7 mai 2020 : « il y’a deux bébés ! », c’est comme ça que l’aventure gémellaire a commencé pour nous lors de ma première échographie. 

Nous avions alors appris qu’une grossesse gémellaire était plus à risque qu’une grossesse « normale », de natures optimistes, nous nous réjouissions d’un suivi plus poussé pour profiter d’échographies mensuelles afin de voir nos futurs enfants


Lors d’un simple contrôle, nous apprenions alors que j’étais sur le point d’accoucher. Nous étions alors sur Dax, hôpital qui n’est pas en capacité de me faire accoucher et d’assister mes bébés s’ils venaient à naître dans les prochaines heures.
Un transfert avec le SAMU est donc organisé vers le CHU de Pau. 

« Chaque jour passé est une nouvelle victoire », c’est ce qu’on nous explique, je suis prise en charge afin de stopper les contractions que je ne sentais même pas.

La situation se stabilise, tout semble rentrer dans l’ordre, les jours passent longuement pour moi au service grossesse pathologique, mon conjoint me rend visite chaque jour après le travail pour m’épauler.

Vendredi 25 septembre 2020 : aujourd’hui, je suis particulièrement épuisée et ne prendrais même pas la peine de me faire coquette comme les autres jours.  Je me console en me disant que dans deux jours nous aurons alors franchis un nouveau pallier et pas des moindres : celui des 28 semaines d’aménorrhée.  

Epuisé lui-aussi par les allers et retours à l’hôpital et ses journées de travail, mon conjoint prend la décision de ne pas venir me rendre visite aujourd’hui. Nos jumeaux en décideront autrement dans la soirée…  

20h00, je finis difficilement mon repas et me sent de plus en plus mal. Un mal de dos puissant et inexpliqué, je le signale aux sages femmes qui ne s’inquiètent pas plus que ça. Je finis par être prise de nausées et le signale de nouveau, on m’ausculte : l’accouchement est imminent. Il est 22h30, j’appelle alors mon conjoint pour qu’il me rejoigne.  

On me descend alors en salle de naissance et on tente une dernière injection pour stopper les contractions, ce sera alors un échec, le travail est trop engagé, je supporte très mal la dose et commence alors à faire de la tachycardie.

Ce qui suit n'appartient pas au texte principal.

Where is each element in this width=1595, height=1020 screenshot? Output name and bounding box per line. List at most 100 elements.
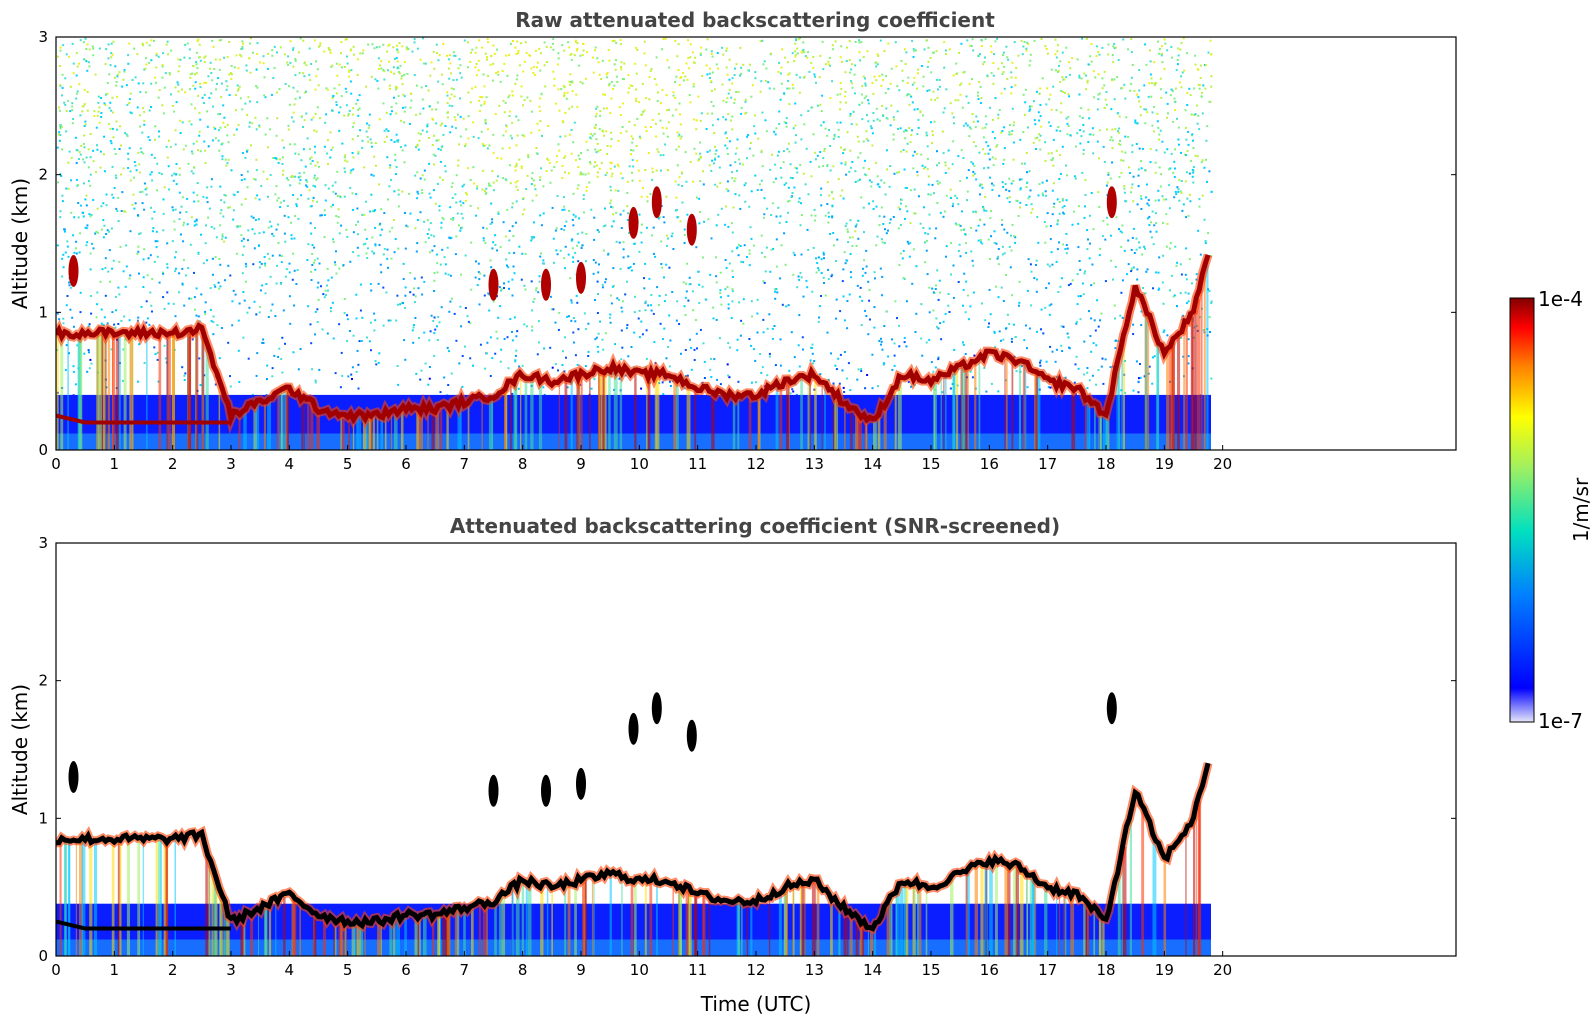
noise-pixel — [137, 245, 140, 248]
noise-pixel — [520, 95, 523, 98]
noise-pixel — [628, 165, 631, 168]
noise-pixel — [1054, 69, 1057, 72]
noise-pixel — [297, 153, 300, 156]
noise-pixel — [855, 123, 858, 126]
noise-pixel — [806, 228, 809, 231]
noise-pixel — [1057, 44, 1059, 47]
noise-pixel — [279, 206, 282, 208]
noise-pixel — [1039, 134, 1042, 137]
noise-pixel — [944, 49, 947, 52]
noise-pixel — [668, 314, 671, 317]
noise-pixel — [898, 324, 901, 327]
noise-pixel — [371, 236, 374, 239]
noise-pixel — [181, 121, 184, 124]
noise-pixel — [1012, 141, 1015, 144]
noise-pixel — [335, 215, 338, 217]
noise-pixel — [1017, 304, 1020, 307]
noise-pixel — [722, 116, 725, 119]
noise-pixel — [775, 177, 777, 180]
noise-pixel — [1038, 183, 1041, 186]
noise-pixel — [73, 216, 76, 219]
noise-pixel — [632, 262, 635, 265]
noise-pixel — [681, 185, 684, 187]
noise-pixel — [142, 152, 145, 155]
noise-pixel — [815, 81, 817, 84]
noise-pixel — [446, 54, 449, 57]
noise-pixel — [867, 333, 870, 336]
noise-pixel — [249, 42, 252, 45]
noise-pixel — [751, 84, 754, 87]
noise-pixel — [678, 323, 681, 325]
noise-pixel — [1091, 127, 1094, 130]
noise-pixel — [760, 188, 763, 191]
noise-pixel — [440, 306, 443, 309]
noise-pixel — [369, 138, 372, 141]
noise-pixel — [684, 296, 687, 299]
noise-pixel — [987, 238, 990, 241]
noise-pixel — [330, 148, 333, 151]
noise-pixel — [485, 227, 488, 230]
noise-pixel — [1204, 242, 1207, 245]
noise-pixel — [107, 43, 110, 46]
noise-pixel — [668, 380, 671, 383]
noise-pixel — [886, 168, 888, 171]
noise-pixel — [193, 224, 196, 227]
noise-pixel — [300, 194, 303, 197]
noise-pixel — [766, 207, 769, 210]
noise-pixel — [494, 234, 497, 237]
noise-pixel — [726, 180, 729, 183]
noise-pixel — [258, 266, 261, 269]
noise-pixel — [843, 251, 846, 254]
noise-pixel — [867, 168, 870, 171]
noise-pixel — [487, 41, 490, 44]
noise-pixel — [481, 142, 484, 145]
noise-pixel — [350, 373, 353, 376]
noise-pixel — [455, 201, 458, 204]
noise-pixel — [235, 128, 238, 131]
noise-pixel — [728, 376, 731, 379]
noise-pixel — [912, 56, 915, 58]
noise-pixel — [1174, 100, 1177, 103]
noise-pixel — [274, 193, 277, 196]
noise-pixel — [217, 77, 220, 80]
noise-pixel — [771, 202, 774, 205]
noise-pixel — [779, 167, 782, 169]
noise-pixel — [1127, 48, 1130, 51]
noise-pixel — [760, 371, 763, 374]
noise-pixel — [878, 119, 881, 122]
noise-pixel — [503, 287, 505, 289]
noise-pixel — [425, 85, 428, 87]
noise-pixel — [395, 166, 398, 168]
noise-pixel — [735, 147, 738, 150]
noise-pixel — [747, 134, 750, 136]
noise-pixel — [720, 207, 723, 210]
noise-pixel — [979, 193, 981, 196]
noise-pixel — [626, 180, 629, 183]
noise-pixel — [571, 218, 574, 221]
noise-pixel — [926, 134, 929, 137]
noise-pixel — [883, 325, 886, 327]
noise-pixel — [595, 107, 598, 110]
noise-pixel — [348, 75, 351, 78]
noise-pixel — [185, 211, 188, 214]
noise-pixel — [1121, 279, 1124, 282]
noise-pixel — [1077, 367, 1080, 370]
noise-pixel — [718, 337, 721, 340]
noise-pixel — [750, 190, 753, 193]
noise-pixel — [66, 245, 69, 248]
noise-pixel — [1049, 345, 1052, 348]
noise-pixel — [329, 306, 332, 309]
noise-pixel — [619, 114, 622, 116]
noise-pixel — [839, 93, 842, 96]
noise-pixel — [357, 220, 360, 223]
noise-pixel — [515, 162, 518, 165]
noise-pixel — [314, 185, 317, 188]
noise-pixel — [1173, 176, 1176, 178]
noise-pixel — [511, 121, 514, 124]
noise-pixel — [410, 99, 413, 102]
noise-pixel — [1169, 289, 1171, 292]
noise-pixel — [714, 183, 717, 186]
noise-pixel — [1055, 56, 1058, 59]
noise-pixel — [1081, 116, 1084, 119]
noise-pixel — [356, 99, 359, 102]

On me passe alors au bloc opératoire pour la césarienne, on m’explique qu’une grosse équipe m’attend pour une prise en charge optimale de mes bébés. On me demande où en est mon conjoint car cela approche, il avait plus d’une heure de route, le voilà enfin… A peine a-t-il le temps de s’installer, la césarienne débute. Mon conjoint me fait des blagues pour me détendre. 

On m’informe que mon premier bébé est né, pas un bruit, pas un pleur de sa part… Nous demandons alors s’il s’agit du garçon ou de la fille, on nous répond alors « nous ne savons pas ». On comprend donc qu’il y’a urgence, l’angoisse monte de plus en plus. On apprendra après coup qu’il s’agit de notre petit Milo et qu’il a eu « du mal à démarrer » (entendez par là un long massage cardiaque …).
Et puis, comme une éclaircie dans l’obscurité, notre Léonie naît à son tour, poussant un puissant cri qui me réanime et me fait reprendre mon souffle. 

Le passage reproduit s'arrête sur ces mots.